Since the announcement, spokespeople for other Texas universities, including the Texas A&M University System, have announced they are also restricting the use of the app on their campus networks. 

“[W]e are in the process of putting in place network based filtering that will block both wireless and wired access to downloading or accessing the app from our campus network, which means students, faculty, staff and visitors will not be able to use the app when connected to an A&M network,” said Laylan Copelin, spokesperson for the Texas A&M University System.

Last month, Texas Governor Greg Abbott announced that TikTok would be banned on state-issued devices.
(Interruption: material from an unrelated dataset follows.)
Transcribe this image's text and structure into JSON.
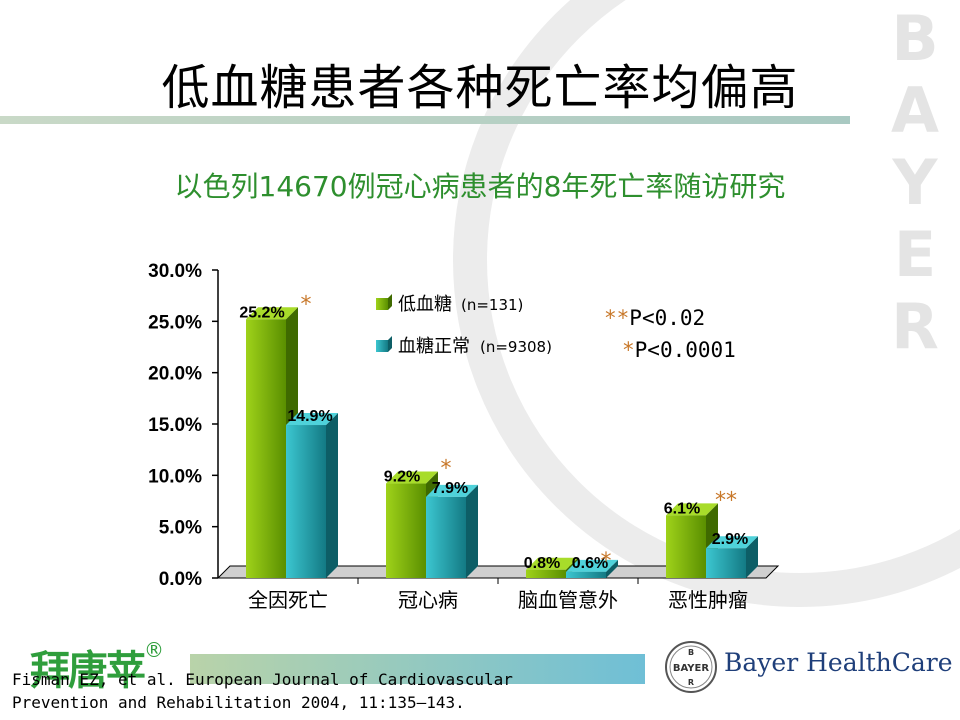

Abbott pointed to the warnings from FBI Director Christopher Wray, who said he is “extremely concerned” about TikTok’s operations in the United States.

“The preservation of the safety and security of Texas is foremost among the duties of our offices,” Abbott wrote in a letter to Lieutenant Governor Dan Patrick and Speaker Dade Phelan. “The threat of the Chinese Communist Party to infiltrate the United States continues to grow. While the federal government holds the ultimate responsibility for foreign policy issues, the State also has the responsibility and opportunity to protect itself.”

Abbott explained, “TikTok is a video-sharing mobile application with more than 85 million users in the United States. It belongs to a Chinese company called ByteDance Ltd., which employs Chinese Communist Party members and has a subsidiary that is partially owned by the Chinese Communist Party. TikTok harvests vast amounts of data from its users’ devices—including when, where, and how they conduct internet activity—and offers this trove of potentially sensitive information to the Chinese government.”

“While TikTok has claimed that it stores U.S. data within the U.S., the company admitted in a letter to Congress that China-based employees can have access to U.S. data,” Abbott continued. “It has also been reported that ByteDance planned to use TikTok location information to surveil individual American citizens. Further, under China’s 2017 National Intelligence Law, all businesses are required to assist China in intelligence work, including data sharing, and TikTok’s algorithm has already censored topics politically sensitive to the Chinese Communist Party, including the Tiananmen Square protests.”